Model Top-1 Acc. (32-bit) Top-5 Acc. (32-bit) Top-1 Acc. (8-bit) Top-5 Acc. (8-bit)
ResNet-18 70.28% 89.38% 70.31% (+0.03%) 89.40% (+0.02%)
ResNet-50 75.97% 92.88% 76.01% (+0.04%) 92.87% (-0.01%)
MobileNet-v1 70.89% 89.56% 71.29% (+0.40%) 89.79% (+0.23%)
MobileNet-v2 71.84% 90.60% 72.26% (+0.42%) 90.77% (+0.17%)

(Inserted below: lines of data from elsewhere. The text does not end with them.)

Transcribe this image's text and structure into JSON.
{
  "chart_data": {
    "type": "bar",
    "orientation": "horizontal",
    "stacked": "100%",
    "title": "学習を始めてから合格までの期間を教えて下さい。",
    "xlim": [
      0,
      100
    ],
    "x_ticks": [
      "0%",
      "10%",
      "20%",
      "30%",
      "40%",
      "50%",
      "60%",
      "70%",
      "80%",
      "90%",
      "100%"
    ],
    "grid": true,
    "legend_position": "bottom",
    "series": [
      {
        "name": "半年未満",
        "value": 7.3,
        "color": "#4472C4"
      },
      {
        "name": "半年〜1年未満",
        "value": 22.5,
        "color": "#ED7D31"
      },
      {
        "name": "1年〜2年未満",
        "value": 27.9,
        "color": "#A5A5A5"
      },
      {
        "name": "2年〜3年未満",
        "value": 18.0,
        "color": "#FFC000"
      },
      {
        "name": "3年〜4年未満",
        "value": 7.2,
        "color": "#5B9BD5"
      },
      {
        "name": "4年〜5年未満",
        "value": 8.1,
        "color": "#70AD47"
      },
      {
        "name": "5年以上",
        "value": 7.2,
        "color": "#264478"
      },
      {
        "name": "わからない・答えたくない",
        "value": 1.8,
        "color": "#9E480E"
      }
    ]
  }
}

Model Hardware CPU Time (32-bit) Time (8-bit) Speed-up
MobileNet-v1 XiaoMi 8 SE Snapdragon 710 156.33 62.60 2.50\times
MobileNet-v1 XiaoMI 8 Snapdragon 845 124.53 56.12 2.22\times
MobileNet-v1 Huawei P20 Kirin 970 152.54 68.43 2.23\times
MobileNet-v2 XiaoMi 8 SE Snapdragon 710 153.18 57.55 2.66\times
MobileNet-v2 XiaoMi 8 Snapdragon 845 120.59 49.04 2.46\times
MobileNet-v2 Huawei P20 Kirin 970 226.61 61.38 3.69\times
  • All the reported time are in milliseconds.